Down in Melbourne, the changes to the industry were of great concern to four Fairfax journalists - Ian Reinecke, Julianne Schultz, Mike Roberts and me. After some discussion we anonymously published a booklet, Computer v Journalists - Who Wins? Journalists today might consider a re-write. Our pamphlet dealt with a number of myths doing the rounds. Examples were:
■ The new technology will give journalists the industrial strength they have always lacked. We said, ''It won't.''
■ The new technology will guarantee continuing job security for journalists. ''Untrue,'' we maintained.
At the time, the employers' argument - supported by conservative journalists - went something like this: ''Help us get rid of the printers and you've got a job for life. The increased profitability will ensure long-term viability for newspapers and jobs for journalists will be secure.'' Today no print journalist's job seems secure. Professional journalists who want to stay in reasonably paid employment are seeking a framework that will enable the organisations producing quality news to survive.
For the publishers, the question is whether they should continue being paper publishers at all. In the last financial year the leading quality newspaper producer in Australia, Fairfax, wrote down the value of its mastheads - The Age, the Financial Review, The Sydney Morning Herald and The Canberra Times - by a massive $2.76 billion. This reflects the impact new technology has had on newspapers, which have seen readers desert them to get their news from the internet. At the same time advertising has fallen away. The newspapers' rivers of gold - classified advertisements for jobs, houses and cars - are now history.
At News Ltd and Fairfax, more than 750 journalists' jobs went this year. The Ten television network has also announced it will retrench reporters.
The ABC and SBS look to be the only safe places. But not for long. If, as expected, Tony Abbott wins the next election, there is no doubt he will take the axe to the ABC. In an interview with the Financial Review published 10 days ago, he said he thought there was an ''ongoing issue of bias in the ABC''. This complaint has been hammered relentlessly by News Ltd papers and right-wing commentators, without any real data to support their claims. But there are reasons beyond right-wing inclinations to maintain the attack.
If Australian news organisations stop printing - thus saving on the cost of running presses, buying newsprint, paying production and distribution staff and even enabling a profit for newsagents - and turn to selling purely digital news, they have one major problem - a free supply of news from the ABC.
It's not the ABC's bias that troubles News Ltd. It is its quality reputation. Will people pay for a digital The Australian, or for that matter a Sydney Morning Herald, Age or Canberra Times news service, if they have the choice of free, reliable ABC news?
Forcing a cut-back in the ABC's coverage, or even requiring people to pay for the ABC online, makes sense if you are a subscription-charging competitor. Tony Abbott is likely to oblige by cutting ABC funding.
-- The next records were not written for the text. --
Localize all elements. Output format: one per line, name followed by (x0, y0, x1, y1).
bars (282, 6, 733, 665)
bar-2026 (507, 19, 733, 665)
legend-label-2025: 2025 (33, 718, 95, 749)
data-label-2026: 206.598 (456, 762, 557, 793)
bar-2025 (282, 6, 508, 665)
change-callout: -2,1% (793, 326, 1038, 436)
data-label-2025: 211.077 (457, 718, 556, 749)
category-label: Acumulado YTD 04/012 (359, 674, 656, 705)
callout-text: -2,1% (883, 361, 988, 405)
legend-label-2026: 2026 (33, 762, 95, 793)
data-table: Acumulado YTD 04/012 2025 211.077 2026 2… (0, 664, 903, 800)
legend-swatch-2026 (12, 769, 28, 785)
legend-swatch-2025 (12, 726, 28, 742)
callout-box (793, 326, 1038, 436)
The media companies know they must take innovative steps to survive, but are unsure of the direction. Cutting staff costs was the first obvious choice. Advertising on websites was the second. But what then? Stop printing altogether? When?
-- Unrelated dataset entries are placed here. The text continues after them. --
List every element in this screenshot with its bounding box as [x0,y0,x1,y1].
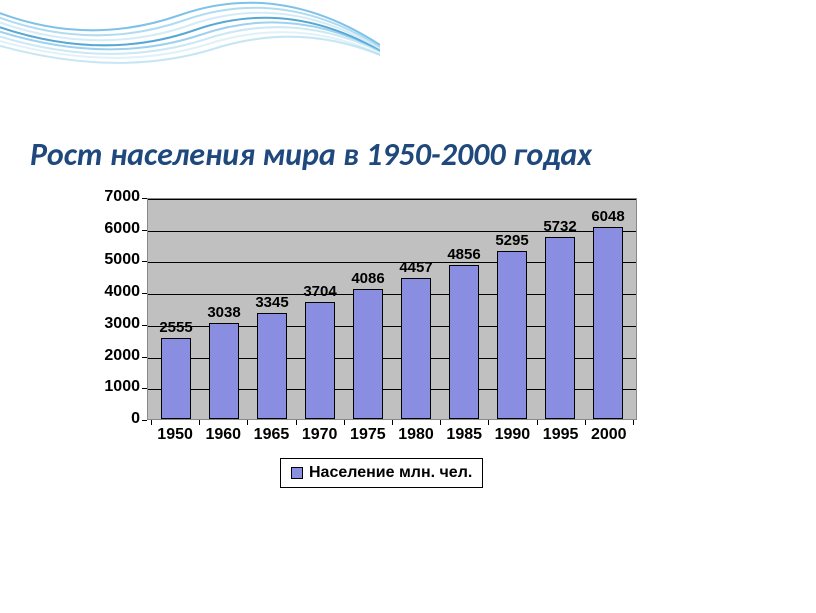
bar [209,323,239,419]
bar-slot: 3345 [248,199,296,419]
x-tick-mark [440,420,441,425]
x-tick-mark [199,420,200,425]
bar-value-label: 3038 [200,304,248,321]
population-chart: 2555303833453704408644574856529557326048… [85,190,640,510]
x-tick-mark [247,420,248,425]
bar-slot: 6048 [584,199,632,419]
x-tick-label: 1990 [488,426,536,444]
x-tick-label: 1960 [199,426,247,444]
bar [401,278,431,419]
x-tick-mark [488,420,489,425]
bar-value-label: 5295 [488,232,536,249]
x-tick-mark [151,420,152,425]
x-tick-mark [633,420,634,425]
bar-slot: 5732 [536,199,584,419]
x-tick-label: 1975 [344,426,392,444]
x-tick-label: 1995 [537,426,585,444]
bar [257,313,287,419]
legend-label: Население млн. чел. [309,464,472,482]
x-tick-label: 1950 [151,426,199,444]
bar [305,302,335,419]
bar [161,338,191,419]
bar [545,237,575,419]
y-tick-mark [142,420,147,421]
bar-slot: 3704 [296,199,344,419]
x-tick-label: 1980 [392,426,440,444]
x-tick-mark [344,420,345,425]
bar-slot: 4856 [440,199,488,419]
x-tick-label: 1965 [247,426,295,444]
y-tick-mark [142,325,147,326]
y-tick-label: 5000 [80,251,140,269]
x-tick-mark [537,420,538,425]
x-tick-mark [585,420,586,425]
y-tick-mark [142,261,147,262]
slide-title: Рост населения мира в 1950-2000 годах [30,135,592,174]
x-tick-mark [392,420,393,425]
x-tick-label: 1970 [296,426,344,444]
bar [593,227,623,419]
chart-legend: Население млн. чел. [280,458,483,488]
bar-slot: 4457 [392,199,440,419]
bar-value-label: 3704 [296,283,344,300]
bar-slot: 2555 [152,199,200,419]
bar-value-label: 3345 [248,294,296,311]
y-tick-label: 7000 [80,188,140,206]
y-tick-mark [142,293,147,294]
x-tick-label: 1985 [440,426,488,444]
bar-value-label: 2555 [152,319,200,336]
x-axis-labels: 1950196019651970197519801985199019952000 [147,426,637,444]
bar-value-label: 6048 [584,208,632,225]
bar-slot: 4086 [344,199,392,419]
bar-slot: 5295 [488,199,536,419]
x-tick-label: 2000 [585,426,633,444]
x-tick-mark [296,420,297,425]
y-tick-label: 1000 [80,378,140,396]
y-tick-label: 2000 [80,347,140,365]
y-tick-label: 6000 [80,220,140,238]
y-tick-mark [142,388,147,389]
bar [497,251,527,419]
y-tick-label: 0 [80,410,140,428]
bar-value-label: 5732 [536,218,584,235]
legend-swatch [291,467,303,479]
bars-container: 2555303833453704408644574856529557326048 [148,199,636,419]
bar [449,265,479,419]
bar [353,289,383,419]
bar-value-label: 4457 [392,259,440,276]
wave-decoration [0,0,380,100]
bar-slot: 3038 [200,199,248,419]
y-tick-label: 4000 [80,283,140,301]
bar-value-label: 4086 [344,270,392,287]
bar-value-label: 4856 [440,246,488,263]
y-tick-mark [142,230,147,231]
y-tick-mark [142,357,147,358]
y-tick-label: 3000 [80,315,140,333]
y-tick-mark [142,198,147,199]
plot-area: 2555303833453704408644574856529557326048 [147,198,637,420]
What selling opportunities are offered by the new technologies? Can something like a newspaper experience be offered in tablet form? If WiFi comes to be freely available on public transport would Sydney and Melbourne commuters subscribe to a news service they could scroll over on their long journeys to and from work? Could the media companies form an alliance with a service provider - Telstra, or more likely Optus or Vodafone - that would be a win-win for both, with the news organisation providing content to be sold as part of the service provider's package?
To be viable, the news outlets need mass sales. But a major impediment is the splintering of the market. It's not just that anyone can publish their news and views on the web. It is also that many choose to get their news and information from like-minded people.
Greens can choose to just read Green-leaning news; committed Catholics or Muslims can choose sites reflecting their religious leanings; the same with feminists or farmers, royalists or republicans, young or old.
How does a publisher generate mass revenue in such a market?
There's no simple answer but an essential ingredient is the maintenance of an independent quality reputation. For Fairfax, this is embedded in the charter of editorial independence - a charter that the major new shareholders, John Singleton and Gina Rinehart, threaten to change.